I would really appreciate any help, I really wanna play this game!


----------



## RockmasteR (Aug 10, 2007)

Hello and welcome to TSF
even if PoP The Two Thrones is a bit old game but it needs a good graphic card
and 8400M GS is not that stong
try to play with a low resolution 800 x 600 or 1024 x 768
and play with the video settings a bit, I don't remember if there is a shadow option I forgot, but if there is set it to off
I'll try to look at my games box and see if I can dig the game, I'll install it and will see the options again
try what I suggested and post back


----------



## RockmasteR (Aug 10, 2007)

Vsync: disbaled
Special effects: medium
Shadows: none
AA: none
Water effects: yes
Fog: yes (if set to no it could increase fps)
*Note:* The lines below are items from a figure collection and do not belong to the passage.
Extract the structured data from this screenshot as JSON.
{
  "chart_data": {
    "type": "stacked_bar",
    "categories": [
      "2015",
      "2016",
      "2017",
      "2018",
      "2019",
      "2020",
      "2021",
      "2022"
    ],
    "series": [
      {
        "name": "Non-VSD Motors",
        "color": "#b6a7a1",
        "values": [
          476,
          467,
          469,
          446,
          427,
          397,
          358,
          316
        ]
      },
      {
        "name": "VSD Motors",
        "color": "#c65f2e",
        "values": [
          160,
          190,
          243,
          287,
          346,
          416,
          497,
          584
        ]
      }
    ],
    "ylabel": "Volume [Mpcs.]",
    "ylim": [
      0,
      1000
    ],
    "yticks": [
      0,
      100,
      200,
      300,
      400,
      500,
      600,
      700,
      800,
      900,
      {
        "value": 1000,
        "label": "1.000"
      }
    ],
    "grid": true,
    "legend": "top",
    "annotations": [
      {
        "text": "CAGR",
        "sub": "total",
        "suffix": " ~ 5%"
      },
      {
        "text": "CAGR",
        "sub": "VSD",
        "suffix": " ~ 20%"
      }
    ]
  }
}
also please download SIW from my sig, open it and choose "Sensors" under "Hardware"
check the temps.
play a game for about 10 to 15 mins minimize it and recheck the temperatures again.
please post both temp states (idle, under stress)


----------



## Sp3ctrE (Nov 7, 2009)

I'm having trouble opening the game again, it keeps saying the cd key doesn't correspond to the disk in the drive, although it worked earlier, I'll try again tomorrow, will post again when I get it working. Thanks for the advice.


----------



## RockmasteR (Aug 10, 2007)

Did you enter the right CD key?
where did you get the game from?


----------



## Sp3ctrE (Nov 7, 2009)

The game is working now, I restarted my PC and then it accepted the cd key. I switched the game to 1024x768 and set everything else to its lowest and the game is running normally for the most part, but it still goes slow every now and then. This puzzles me, as I normally run much higher spec games at higher graphics with no problems, I think it might be a Vista compatibility issue.


----------



## Lord Sirian (Jan 14, 2007)

Hi.

Seeing as this is a reasonably old game, try this:

Start the game, then start task manager. Click "Processes" right click the game process, then click "Set Affinity" and uncheck core 1 but leave core 0 checked.


----------



## Sp3ctrE (Nov 7, 2009)

Thanx for the advice, the game is only slowing slightly now and then now, it's playable. I really wanna buy windows 7, vista is too taxing on my system, I should be running the game much better! Thanx again.


----------